It is only in looking back that I can see that another reason for my parent’s decision, was probably to do with me, though I was never told as much. Within a year or so I would be approaching the end of my years at Junior School, which meant that my classmates and I would be sent to a boarding school in Salisbury forty-odd miles away. I suspect that my parents didn’t like this idea, viewing it as breaking up the family. I would be allowed home only on exeat* weekends, maybe once or twice a term.
*when students who live at the school can go home for the weekend (more about exeat)
So, in March or April of 1959, our family packed up and left Darwendale. We drove to Salisbury, where we boarded the train travelling almost non-stop for three days and two nights, winding our way through Bechuanaland (Botswana) and South Africa, to Cape Town, a journey of over 1700 miles.
Once in Cape Town, we boarded a Union Castle Line ship, the SS Windsor, bound for the UK. This time, at least, we were all together for the two-week long trip. I don’t recall much about the voyage, but I do know that my mother, now aware of the Fancy-Dress Parade on board, had kept in our hand luggage costumes which John and I had worn for Darwendale School’s nativity play. John, who had been one of the Three Kings, dressed in a satin blouson doublet with fake jewels on his clothes and on his cardboard crown, now became King Cole. I had been an angel in the school play and remained such on board the ship. I wore a long-sleeved white gown made by my mother from a bed sheet, and the huge wings which my father had fashioned out of coat hangers and mesh, onto which my parents had pinned or sewn countless triangular fabric “feathers”. My halo, made of wire covered in tinsel, was supported above my head by another wire. I loved my outfit. Peter was dressed as a Hawaiian girl in a hula skirt of crêpe paper strips, with crêpe flowers round his head, on his wrists and ankles. I don’t know what he felt about that, but I don’t suppose he had much choice in the matter.
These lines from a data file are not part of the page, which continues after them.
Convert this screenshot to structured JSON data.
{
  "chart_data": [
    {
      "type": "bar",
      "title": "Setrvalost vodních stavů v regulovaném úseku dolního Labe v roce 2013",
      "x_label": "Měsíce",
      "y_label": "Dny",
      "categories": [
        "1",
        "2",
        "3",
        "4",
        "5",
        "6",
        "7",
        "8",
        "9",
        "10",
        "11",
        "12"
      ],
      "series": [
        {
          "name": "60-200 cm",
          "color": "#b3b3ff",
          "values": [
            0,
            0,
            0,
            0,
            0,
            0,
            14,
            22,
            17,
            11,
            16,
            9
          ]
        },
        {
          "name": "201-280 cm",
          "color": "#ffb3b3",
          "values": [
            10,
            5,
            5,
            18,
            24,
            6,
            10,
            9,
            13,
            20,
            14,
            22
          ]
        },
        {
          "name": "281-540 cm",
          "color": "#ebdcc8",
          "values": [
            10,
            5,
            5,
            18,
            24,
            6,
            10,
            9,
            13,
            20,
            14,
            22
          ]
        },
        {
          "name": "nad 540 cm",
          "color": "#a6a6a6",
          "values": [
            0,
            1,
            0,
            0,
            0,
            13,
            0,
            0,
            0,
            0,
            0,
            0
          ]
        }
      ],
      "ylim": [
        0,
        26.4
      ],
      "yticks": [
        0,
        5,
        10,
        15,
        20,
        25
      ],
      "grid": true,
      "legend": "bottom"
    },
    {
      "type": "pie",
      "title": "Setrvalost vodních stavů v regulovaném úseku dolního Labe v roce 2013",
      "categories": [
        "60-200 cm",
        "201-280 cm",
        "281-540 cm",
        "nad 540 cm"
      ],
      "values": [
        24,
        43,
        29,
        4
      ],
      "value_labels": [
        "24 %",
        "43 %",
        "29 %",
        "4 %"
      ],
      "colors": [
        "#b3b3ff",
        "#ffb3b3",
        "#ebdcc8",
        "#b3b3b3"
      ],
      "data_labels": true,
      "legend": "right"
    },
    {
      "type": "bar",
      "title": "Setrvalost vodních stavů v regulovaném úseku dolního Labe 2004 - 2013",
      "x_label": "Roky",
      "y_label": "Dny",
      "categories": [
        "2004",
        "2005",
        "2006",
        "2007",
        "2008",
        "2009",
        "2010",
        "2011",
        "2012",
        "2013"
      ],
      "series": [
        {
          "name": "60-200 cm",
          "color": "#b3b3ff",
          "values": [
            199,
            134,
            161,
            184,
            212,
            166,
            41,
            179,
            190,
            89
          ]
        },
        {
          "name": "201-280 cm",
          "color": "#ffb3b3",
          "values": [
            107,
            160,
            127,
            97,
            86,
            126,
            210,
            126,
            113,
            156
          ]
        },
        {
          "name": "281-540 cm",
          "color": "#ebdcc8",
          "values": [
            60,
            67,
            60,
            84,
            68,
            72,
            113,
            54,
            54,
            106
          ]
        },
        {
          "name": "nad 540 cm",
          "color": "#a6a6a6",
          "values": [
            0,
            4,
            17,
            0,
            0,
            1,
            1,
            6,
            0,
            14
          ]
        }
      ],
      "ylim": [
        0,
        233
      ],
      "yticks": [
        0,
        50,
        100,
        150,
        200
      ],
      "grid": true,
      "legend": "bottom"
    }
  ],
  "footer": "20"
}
I do have a clear picture in my mind of my mother dressed in a lovely cocktail dress of lemon chiffon, which she wore with a string of fake pearls when she was asked by the captain to sit on the panel judging the Adults’ Fancy-Dress Parade. My mother was a very pretty, lively lady, ideally suited for this role. With her short dark hair, which she wore with a fringe, she looked stunning in her new outfit. I have no idea where she had acquired the dress. Certainly not from Darwendale, where there was nothing but a tiny convenience store. I had never seen her so beautifully attired before. I was very proud of her, and I should imagine my father was, too.